# Adoption Needed - San Jose CA - JPN 06 AA 00142



## TAWhatley (Mar 6, 2001)

If you are a racing pigeon fancier in the San Jose CA area and would
be interested in adopting this Japanese banded bird, please contact
me. I e-mailed the JRPA about a week ago attempting to locate the 
current owner but have not heard back from them.

Please note: *This bird is in an animal shelter. 
There can be NO shipping of the bird, so please don't ask about shipping. 
The adopter MUST go to the shelter and pay the adoption fee and complete 
whatever paperwork the shelter requires*

Thanks!

Terry


----------



## chove123 (May 13, 2007)

*bird in need of home*

i would be interrested in the japenese banded bird do you know if it is a cock or he i,m in need of a cock but if is a hen really does not matter i have plenty of room please give me a call 1408 592 2511 this is my cell phone the best way to get a hold of me my email is [email protected] 
thanks for your time 


Dan H


----------



## TAWhatley (Mar 6, 2001)

Thanks, Dan.
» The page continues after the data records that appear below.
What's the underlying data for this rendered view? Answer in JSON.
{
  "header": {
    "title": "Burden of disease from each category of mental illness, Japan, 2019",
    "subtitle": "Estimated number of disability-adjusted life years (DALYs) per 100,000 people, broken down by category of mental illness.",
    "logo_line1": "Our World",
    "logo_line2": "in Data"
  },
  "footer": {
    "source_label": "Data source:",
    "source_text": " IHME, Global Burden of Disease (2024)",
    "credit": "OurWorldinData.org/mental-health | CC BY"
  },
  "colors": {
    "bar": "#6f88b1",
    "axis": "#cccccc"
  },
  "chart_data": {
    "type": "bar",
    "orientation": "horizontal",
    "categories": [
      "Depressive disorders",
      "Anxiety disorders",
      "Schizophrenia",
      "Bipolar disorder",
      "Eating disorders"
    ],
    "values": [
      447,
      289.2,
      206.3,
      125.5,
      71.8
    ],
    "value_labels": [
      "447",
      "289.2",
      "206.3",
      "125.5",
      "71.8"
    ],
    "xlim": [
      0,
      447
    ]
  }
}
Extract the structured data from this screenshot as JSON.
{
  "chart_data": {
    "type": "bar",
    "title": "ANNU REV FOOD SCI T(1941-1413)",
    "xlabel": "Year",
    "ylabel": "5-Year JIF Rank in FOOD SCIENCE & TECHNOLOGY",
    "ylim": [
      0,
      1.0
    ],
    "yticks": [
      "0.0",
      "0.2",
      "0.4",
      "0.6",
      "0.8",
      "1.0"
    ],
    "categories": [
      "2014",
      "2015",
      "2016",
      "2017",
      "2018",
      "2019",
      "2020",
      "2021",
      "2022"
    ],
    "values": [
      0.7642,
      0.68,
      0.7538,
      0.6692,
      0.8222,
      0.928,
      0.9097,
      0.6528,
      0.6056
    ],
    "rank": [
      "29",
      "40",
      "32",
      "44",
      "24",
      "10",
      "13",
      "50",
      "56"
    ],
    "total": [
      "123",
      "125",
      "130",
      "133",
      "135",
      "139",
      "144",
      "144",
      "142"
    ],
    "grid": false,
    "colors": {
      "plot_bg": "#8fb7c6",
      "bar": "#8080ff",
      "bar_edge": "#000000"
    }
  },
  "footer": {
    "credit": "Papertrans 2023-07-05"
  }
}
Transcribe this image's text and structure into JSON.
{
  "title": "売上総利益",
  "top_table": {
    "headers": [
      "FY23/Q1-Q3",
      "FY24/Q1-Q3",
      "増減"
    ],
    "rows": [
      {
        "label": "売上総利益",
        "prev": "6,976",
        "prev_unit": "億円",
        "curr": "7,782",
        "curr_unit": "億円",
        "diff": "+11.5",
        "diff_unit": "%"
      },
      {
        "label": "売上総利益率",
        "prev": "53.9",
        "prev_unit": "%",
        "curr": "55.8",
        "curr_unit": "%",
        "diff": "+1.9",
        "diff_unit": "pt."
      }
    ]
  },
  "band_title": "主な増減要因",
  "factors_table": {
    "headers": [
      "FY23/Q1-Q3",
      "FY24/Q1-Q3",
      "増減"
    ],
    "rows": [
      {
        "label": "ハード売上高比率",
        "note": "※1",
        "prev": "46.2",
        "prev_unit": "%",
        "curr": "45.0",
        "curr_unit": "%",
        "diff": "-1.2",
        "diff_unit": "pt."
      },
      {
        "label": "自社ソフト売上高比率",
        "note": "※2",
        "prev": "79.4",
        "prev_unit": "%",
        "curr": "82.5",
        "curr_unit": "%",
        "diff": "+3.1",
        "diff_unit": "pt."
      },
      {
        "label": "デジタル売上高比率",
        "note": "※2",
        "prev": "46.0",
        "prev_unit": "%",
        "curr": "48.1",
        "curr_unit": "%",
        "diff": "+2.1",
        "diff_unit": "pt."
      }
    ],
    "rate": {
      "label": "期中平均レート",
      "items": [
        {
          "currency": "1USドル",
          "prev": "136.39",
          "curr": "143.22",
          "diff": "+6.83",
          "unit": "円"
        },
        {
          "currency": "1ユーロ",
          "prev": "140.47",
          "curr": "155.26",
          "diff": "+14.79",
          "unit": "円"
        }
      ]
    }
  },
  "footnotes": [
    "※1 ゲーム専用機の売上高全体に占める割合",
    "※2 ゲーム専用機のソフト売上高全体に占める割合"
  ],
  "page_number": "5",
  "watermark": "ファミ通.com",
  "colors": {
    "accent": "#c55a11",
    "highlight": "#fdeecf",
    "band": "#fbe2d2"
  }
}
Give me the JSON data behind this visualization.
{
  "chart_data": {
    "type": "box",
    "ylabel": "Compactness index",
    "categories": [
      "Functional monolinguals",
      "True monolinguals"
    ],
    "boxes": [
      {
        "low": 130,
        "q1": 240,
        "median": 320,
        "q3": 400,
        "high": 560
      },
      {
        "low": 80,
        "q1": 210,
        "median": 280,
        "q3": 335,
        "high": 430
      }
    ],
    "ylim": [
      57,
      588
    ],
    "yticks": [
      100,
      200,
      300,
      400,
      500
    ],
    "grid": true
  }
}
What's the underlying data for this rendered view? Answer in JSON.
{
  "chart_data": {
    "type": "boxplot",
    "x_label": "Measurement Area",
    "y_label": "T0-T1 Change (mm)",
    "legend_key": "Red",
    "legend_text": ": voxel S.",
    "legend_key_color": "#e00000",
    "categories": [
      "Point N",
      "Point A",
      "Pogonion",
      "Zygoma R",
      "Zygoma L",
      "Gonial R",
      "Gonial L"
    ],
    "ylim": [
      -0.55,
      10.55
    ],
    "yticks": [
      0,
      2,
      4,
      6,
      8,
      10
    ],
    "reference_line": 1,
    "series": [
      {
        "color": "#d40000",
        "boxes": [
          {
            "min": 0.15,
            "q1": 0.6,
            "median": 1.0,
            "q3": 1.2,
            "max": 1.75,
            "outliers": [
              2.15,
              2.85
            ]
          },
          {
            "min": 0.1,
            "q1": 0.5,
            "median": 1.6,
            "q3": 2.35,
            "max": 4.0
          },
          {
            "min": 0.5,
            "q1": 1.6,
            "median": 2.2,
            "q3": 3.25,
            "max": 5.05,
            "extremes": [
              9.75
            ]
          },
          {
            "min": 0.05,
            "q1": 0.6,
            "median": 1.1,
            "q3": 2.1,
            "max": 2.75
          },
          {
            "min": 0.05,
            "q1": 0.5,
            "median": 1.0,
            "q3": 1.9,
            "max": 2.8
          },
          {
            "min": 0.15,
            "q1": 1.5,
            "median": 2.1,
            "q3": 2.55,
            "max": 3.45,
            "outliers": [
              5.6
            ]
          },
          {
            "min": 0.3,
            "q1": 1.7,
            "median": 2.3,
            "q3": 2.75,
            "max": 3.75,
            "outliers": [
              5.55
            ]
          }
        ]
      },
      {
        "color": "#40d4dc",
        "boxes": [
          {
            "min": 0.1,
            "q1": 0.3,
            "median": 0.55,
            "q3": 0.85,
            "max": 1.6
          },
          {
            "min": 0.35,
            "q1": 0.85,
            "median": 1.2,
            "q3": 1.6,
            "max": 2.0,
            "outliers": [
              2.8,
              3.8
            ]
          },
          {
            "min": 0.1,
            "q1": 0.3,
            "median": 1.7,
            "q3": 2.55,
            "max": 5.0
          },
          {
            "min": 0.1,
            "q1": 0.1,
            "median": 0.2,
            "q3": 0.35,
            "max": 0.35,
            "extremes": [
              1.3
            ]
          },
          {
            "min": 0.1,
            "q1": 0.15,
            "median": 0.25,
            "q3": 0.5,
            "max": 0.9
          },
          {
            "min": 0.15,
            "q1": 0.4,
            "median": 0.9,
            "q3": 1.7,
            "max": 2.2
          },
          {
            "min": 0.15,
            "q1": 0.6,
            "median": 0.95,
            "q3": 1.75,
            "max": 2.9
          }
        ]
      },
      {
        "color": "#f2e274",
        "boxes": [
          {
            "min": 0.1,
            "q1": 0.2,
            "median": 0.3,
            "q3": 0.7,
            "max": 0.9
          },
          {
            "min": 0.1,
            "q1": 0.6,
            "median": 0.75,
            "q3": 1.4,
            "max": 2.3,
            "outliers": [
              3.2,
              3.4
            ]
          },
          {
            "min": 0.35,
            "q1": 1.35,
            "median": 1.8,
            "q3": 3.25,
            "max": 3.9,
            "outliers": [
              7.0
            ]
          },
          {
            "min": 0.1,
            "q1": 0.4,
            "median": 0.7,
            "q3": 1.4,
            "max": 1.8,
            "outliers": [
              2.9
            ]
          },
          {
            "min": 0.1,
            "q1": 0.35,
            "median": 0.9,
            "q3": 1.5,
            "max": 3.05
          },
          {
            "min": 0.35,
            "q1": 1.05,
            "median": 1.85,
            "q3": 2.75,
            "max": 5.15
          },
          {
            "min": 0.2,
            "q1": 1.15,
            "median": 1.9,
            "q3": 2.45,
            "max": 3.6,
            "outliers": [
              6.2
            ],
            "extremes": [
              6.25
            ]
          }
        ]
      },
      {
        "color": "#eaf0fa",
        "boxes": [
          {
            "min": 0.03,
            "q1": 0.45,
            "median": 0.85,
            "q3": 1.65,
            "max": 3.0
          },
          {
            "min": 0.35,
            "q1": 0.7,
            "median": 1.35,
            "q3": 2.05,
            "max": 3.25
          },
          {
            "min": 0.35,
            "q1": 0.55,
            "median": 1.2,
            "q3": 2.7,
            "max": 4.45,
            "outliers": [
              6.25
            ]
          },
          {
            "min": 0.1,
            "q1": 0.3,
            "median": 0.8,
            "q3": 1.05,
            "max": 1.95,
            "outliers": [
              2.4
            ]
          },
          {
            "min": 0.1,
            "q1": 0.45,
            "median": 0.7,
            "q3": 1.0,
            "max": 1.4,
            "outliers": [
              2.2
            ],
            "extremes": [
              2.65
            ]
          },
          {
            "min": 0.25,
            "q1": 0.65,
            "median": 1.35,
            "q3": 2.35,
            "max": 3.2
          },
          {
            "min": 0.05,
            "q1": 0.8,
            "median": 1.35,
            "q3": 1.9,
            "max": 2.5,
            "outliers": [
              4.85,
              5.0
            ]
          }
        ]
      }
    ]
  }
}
This bird was picked up by the West San Jose RPC, and they are finding a home for it. Since you are in the area, please let the folks at Mickaboo Cockatiel Rescue know that you are around and interested in adopting. Even though they are a hookbill rescue, they are kind enough to also take in doves and pigeons.

You can Google them and find them easily.

Terry


----------